Prajurit mengatakan dia diperintahkan untuk menghapus video Fort Hood
File foto tanggal 9 April 2010 yang dirilis oleh Departemen Sheriff Bell County menunjukkan Mayor. Nidal Hasan di Penjara Bell County di Belton, Texas. (AP)
BENTENG HOOD, Texas – Seorang tentara yang merekam teror penembakan mematikan tahun lalu di Fort Hood melalui ponselnya diperintahkan oleh seorang petugas untuk menghapus kedua video tersebut, demikian kesaksian pengadilan militer pada hari Jumat.
Dalam pemeriksaan silang, Pfc. Lance Aviles mengatakan pada sidang Pasal 32 bahwa NCO-nya memerintahkan dia untuk menghancurkan dua video tersebut pada 5 November, pada hari yang sama ketika seorang pria bersenjata melepaskan tembakan peluru ke pusat pemrosesan di pos Angkatan Darat Texas.
Rekaman itu bisa menjadi bukti penting dalam persidangan militer untuk memutuskan apakah Mayor. Nidal Hasan harus diadili dalam penembakan tersebut. Pria Muslim kelahiran Amerika berusia 40 tahun itu didakwa dengan 13 dakwaan pembunuhan berencana dan 32 dakwaan percobaan pembunuhan berencana.
Jaksa belum mengatakan apakah mereka akan mengupayakan hukuman mati jika kasus ini dibawa ke pengadilan.
Aviles menceritakan bagaimana dia menunggu tes kesehatan di pusat tersebut bersama rekannya, Pfc. Kham Xiong, ketika dia mendengar seseorang berteriak. Kemudian tembakan dimulai.
Dia mengatakan dia melihat seorang pria berkulit sawo matang dan botak mengenakan seragam tempur tentara dan membawa pistol hitam.
“Saya melihat asap keluar dari pistol,” kata Aviles di pengadilan.
Dia dan Xiong menjatuhkan diri ke lantai. Aviles berbelok ke kiri untuk memeriksa temannya dan menemukan dia telah tertembak.
“Kepalanya menghadap ke kiri dan pecahan tengkoraknya menonjol,” kata Aviles.
Xiong, ayah tiga anak berusia 23 tahun dari St. Paul, Minn., termasuk di antara 13 orang yang tewas dalam serangan itu. Aviles, orang ke-20 yang memberikan kesaksian selama persidangan, tidak terluka.
Berbicara di pengadilan melalui tautan video dari Afghanistan, Spc.

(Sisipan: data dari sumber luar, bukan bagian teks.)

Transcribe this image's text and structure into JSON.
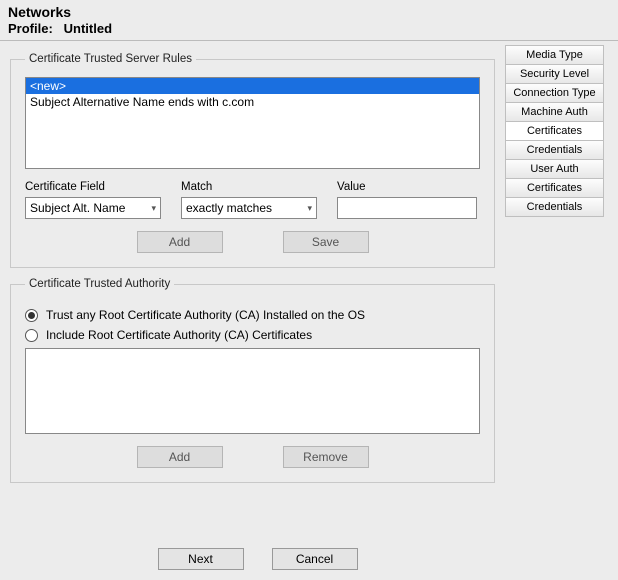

Megan Martin mengatakan dia sedang menunggu untuk menjalani tes kesehatan ketika dia melihat seorang pria berdiri di sebelah kirinya dan berteriak “Allahu Akbar!” — “Tuhan itu hebat!” dalam bahasa Arab — lalu mulai menembakkan senjata.
Dia “mulai menembak ke kiri dengan gerakan kipas, dari kiri ke kanan,” kata Martin.
Dia menggambarkan senjata itu sebagai “pistol kecil (dengan) … lampu hijau dan laser merah.”
Kapten Melissa Kell, yang juga bersaksi melalui video dari Afghanistan, mengatakan senjata itu berwarna hitam dan memiliki “laser merah dan laser hijau.”
Para saksi memberikan kesaksian yang bertentangan mengenai jumlah senjata yang dibawa oleh penembak.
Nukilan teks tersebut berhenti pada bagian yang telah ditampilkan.